As for chumsky: the fact that it's a parser combinator library in Rust means that it's going to be subject to a lot of the same issues as nom, fundamentally. That's why I'm targeting tree-sitter next.

There's no reason tree-sitter grammars couldn't be written in an internal DSL, perhaps in parser-combinator style (https://github.com/engelberg/instaparse does this). That could smooth over a lot of the rough edges.

strogonoff · on July 11, 2022

Tree-sitter appears to be ultra-focused on producing valid syntax trees really fast. This is great for e.g. syntax highlighting, but suboptimal in cases where you are writing a reference parser for your custom language and want to provide very useful error descriptions. Chumsky seems to be more suited for the latter (and also has a part of tutorial about precedence[0], so it seems to deal at least with that case).

This overview of parser tradeoffs may be helpful: https://blog.jez.io/tree-sitter-limitations/.

[0] https://github.com/zesterer/chumsky/blob/master/tutorial.md#...

IshKebab · on July 10, 2022

I've used Nom. It isn't really that suited to parsing languages with things like precedence.
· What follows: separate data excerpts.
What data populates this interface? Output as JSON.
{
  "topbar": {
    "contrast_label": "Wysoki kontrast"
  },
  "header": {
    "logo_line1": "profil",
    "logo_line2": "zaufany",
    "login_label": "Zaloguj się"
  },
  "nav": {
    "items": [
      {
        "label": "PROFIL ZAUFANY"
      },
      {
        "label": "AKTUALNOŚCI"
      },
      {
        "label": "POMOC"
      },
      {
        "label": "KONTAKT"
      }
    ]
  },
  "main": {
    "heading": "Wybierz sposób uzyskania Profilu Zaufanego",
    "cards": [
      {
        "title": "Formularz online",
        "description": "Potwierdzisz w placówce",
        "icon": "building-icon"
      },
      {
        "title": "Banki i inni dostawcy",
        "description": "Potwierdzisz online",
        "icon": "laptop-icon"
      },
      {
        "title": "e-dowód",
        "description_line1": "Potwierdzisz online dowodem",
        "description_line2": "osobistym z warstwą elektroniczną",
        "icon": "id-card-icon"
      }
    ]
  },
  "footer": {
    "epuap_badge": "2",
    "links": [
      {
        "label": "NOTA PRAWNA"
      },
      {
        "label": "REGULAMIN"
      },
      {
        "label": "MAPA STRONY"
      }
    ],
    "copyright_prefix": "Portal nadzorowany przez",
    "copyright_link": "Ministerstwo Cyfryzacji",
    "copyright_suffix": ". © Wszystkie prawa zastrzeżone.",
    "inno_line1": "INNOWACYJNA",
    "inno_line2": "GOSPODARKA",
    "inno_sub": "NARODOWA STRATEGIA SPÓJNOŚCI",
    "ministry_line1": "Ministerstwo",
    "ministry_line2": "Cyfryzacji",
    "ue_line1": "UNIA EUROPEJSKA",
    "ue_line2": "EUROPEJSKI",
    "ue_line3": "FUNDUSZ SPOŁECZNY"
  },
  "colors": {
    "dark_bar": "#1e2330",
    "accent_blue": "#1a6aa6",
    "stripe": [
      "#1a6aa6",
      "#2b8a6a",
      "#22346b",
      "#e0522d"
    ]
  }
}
It also doesn't have any error recovery, and error messages are very basic. It's ok if you are designing your own language because you can design the language to be easy to parse with Nom but I'm not sure I'd recommend it for parsing an existing language.

I've also used Tree Sitter. It has error recovery and a powerful grammar system but the downsides are that the grammar system is quite confusing compared to parser combinators, it's written in C which makes cross compilation a pain, and it doesn't actually do the whole job. You get a stringly typed tree of nodes that you have to do a second parse over. Quite tedious. Acceptable if you don't need a full AST though, e.g. you're just searching for specific nodes.
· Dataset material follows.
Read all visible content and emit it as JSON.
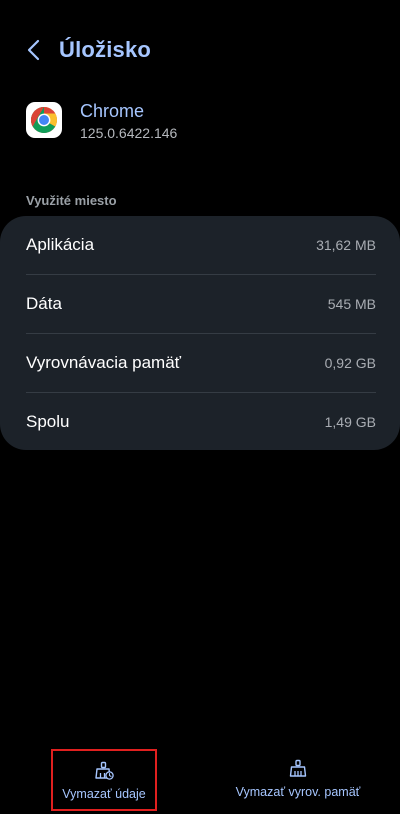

I haven't tried Chumsky yet but I definitely will. Looks very promising.

charleskinbote · on July 9, 2022

I was going to ask the same thing. I've used nom for a library of mine but wasn't totally satisfied with it, so I think I'll give this a try.

mpalmer · on July 9, 2022

It's mentioned in the performance section, "another crate with similar design".

https://github.com/zesterer/chumsky#performance

monocasa · on July 9, 2022

That compares to pom, not the more generally used nom that the parent is asking about (and I'm curious about as well).

mpalmer · on July 9, 2022

So it does. I leave my comment as a shame-faced warning to people who read too quickly before commenting.

voxl · on July 9, 2022

Actually trying to write a parser with this was something else for me, the kinds of types i was looking at seemed impenetrable. It looks very nice, but usability, at least for me, made me wash my hands and just roll my own parser.
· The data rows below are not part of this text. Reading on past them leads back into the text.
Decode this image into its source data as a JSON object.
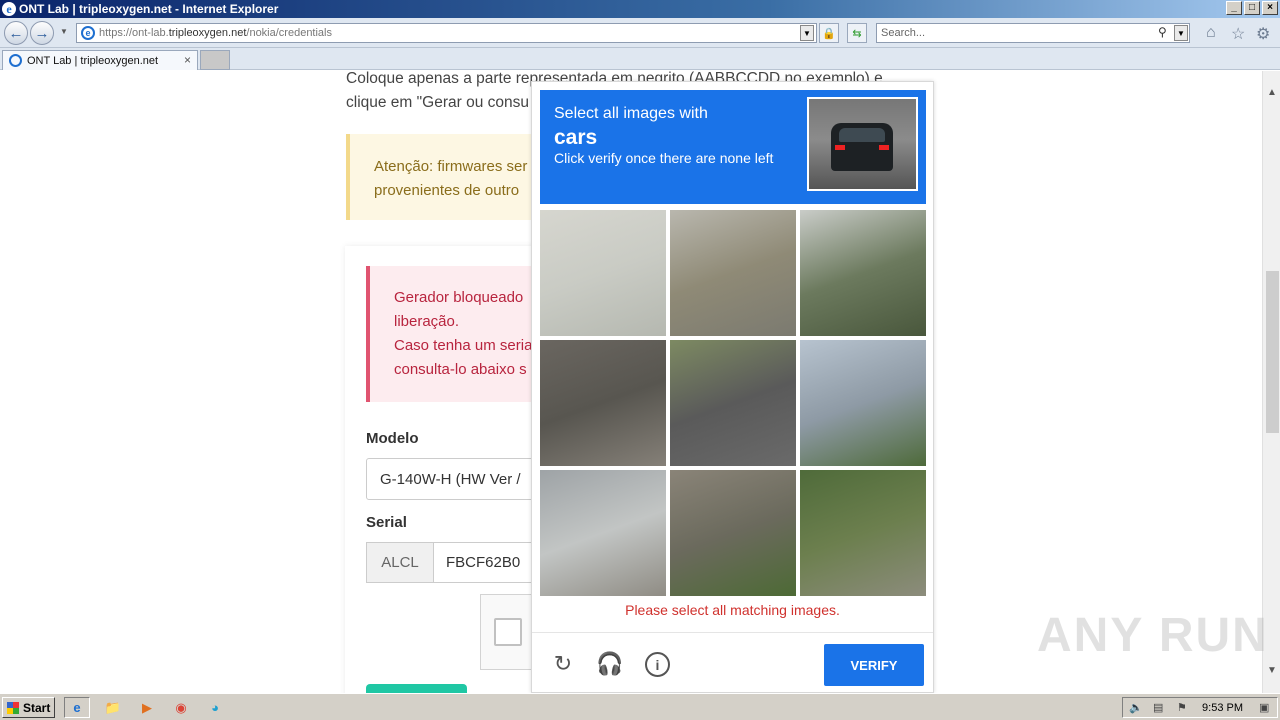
{
  "window": {
    "title": "ONT Lab | tripleoxygen.net - Internet Explorer"
  },
  "address": {
    "url_prefix": "https://ont-lab.",
    "url_domain": "tripleoxygen.net",
    "url_path": "/nokia/credentials"
  },
  "search": {
    "placeholder": "Search..."
  },
  "tab": {
    "label": "ONT Lab | tripleoxygen.net"
  },
  "page": {
    "intro": "Coloque apenas a parte representada em negrito (AABBCCDD no exemplo) e clique em \"Gerar ou consu",
    "warning": "Atenção: firmwares ser\nprovenientes de outro",
    "danger": "Gerador bloqueado\nliberação.\nCaso tenha um seria\nconsulta-lo abaixo s",
    "model_label": "Modelo",
    "model_value": "G-140W-H (HW Ver /",
    "serial_label": "Serial",
    "serial_prefix": "ALCL",
    "serial_value": "FBCF62B0"
  },
  "captcha": {
    "line1": "Select all images with",
    "target": "cars",
    "line3": "Click verify once there are none left",
    "error": "Please select all matching images.",
    "verify": "VERIFY",
    "tiles": [
      {
        "icon": "palm-street-image",
        "colors": [
          "#d6d6cf",
          "#c9cbc4",
          "#b5b8b0"
        ]
      },
      {
        "icon": "overpass-road-image",
        "colors": [
          "#b9b7ae",
          "#8f8a76",
          "#7b7a70"
        ]
      },
      {
        "icon": "palm-tree-image",
        "colors": [
          "#c9ccc8",
          "#6c7a5e",
          "#49573c"
        ]
      },
      {
        "icon": "crosswalk-image",
        "colors": [
          "#6a6660",
          "#585650",
          "#858078"
        ]
      },
      {
        "icon": "road-line-image",
        "colors": [
          "#7d8a62",
          "#5a5a5a",
          "#6a6a6a"
        ]
      },
      {
        "icon": "traffic-light-image",
        "colors": [
          "#b7c3cf",
          "#8e9aa5",
          "#4e6a3a"
        ]
      },
      {
        "icon": "bridge-structure-image",
        "colors": [
          "#9ea3a6",
          "#c2c5c4",
          "#8f8c84"
        ]
      },
      {
        "icon": "highway-trees-image",
        "colors": [
          "#8a8478",
          "#6b6a5d",
          "#4d6a35"
        ]
      },
      {
        "icon": "bridge-bushes-image",
        "colors": [
          "#4f6b3a",
          "#6c7f4e",
          "#8c8c7c"
        ]
      }
    ]
  },
  "watermark": "ANY RUN",
  "taskbar": {
    "start": "Start",
    "time": "9:53 PM"
  }
}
I've used nom successfully in the past, even when it was macro-hell. Part of that might have been the greater amount of available combinators though, making getting really into the weeds less likely.

brundolf · on July 9, 2022

Yeah the types themselves are fairly impenetrable, but if you follow the tutorial it's not too hard to learn to actually use. I just did the tutorial and it made a lot of sense

In fairness, the same can be said of Rust's iterator types; they drive autocomplete and they surface errors when you do something wrong, but they're not really directly readable. This sort of thing is the reason `impl` types exist

aljazmerzen · on July 9, 2022

I can vouch for adriane, the error display library that is the sister project of Chomsky.

We integrated it into PRQL compiler and the errors are beautiful!

https://github.com/prql/prql/pull/275

de_keyboard · on July 9, 2022

I'm interested in how this library handles recursion, e.g.

   Expr = '(' Expr ')'
        | Expr '+' Expr

It's very easy to get stuck into infinite loops when handling recursion in parser-combinator libraries.

Does this library improve on that?

zesterer · on July 14, 2022

Chumsky still has trouble with left recursion, like many PEG parsers, but it's fairly easy to rewrite such grammars without left recursion as demonstrated in the tutorial: https://github.com/zesterer/chumsky/blob/master/tutorial.md

ufo · on July 9, 2022

I wonder what are the error recovery strategies that it implements. The README doesn't go into details.

avgcorrection · on July 9, 2022

There’s also Pomsky which is a language alternative to regex.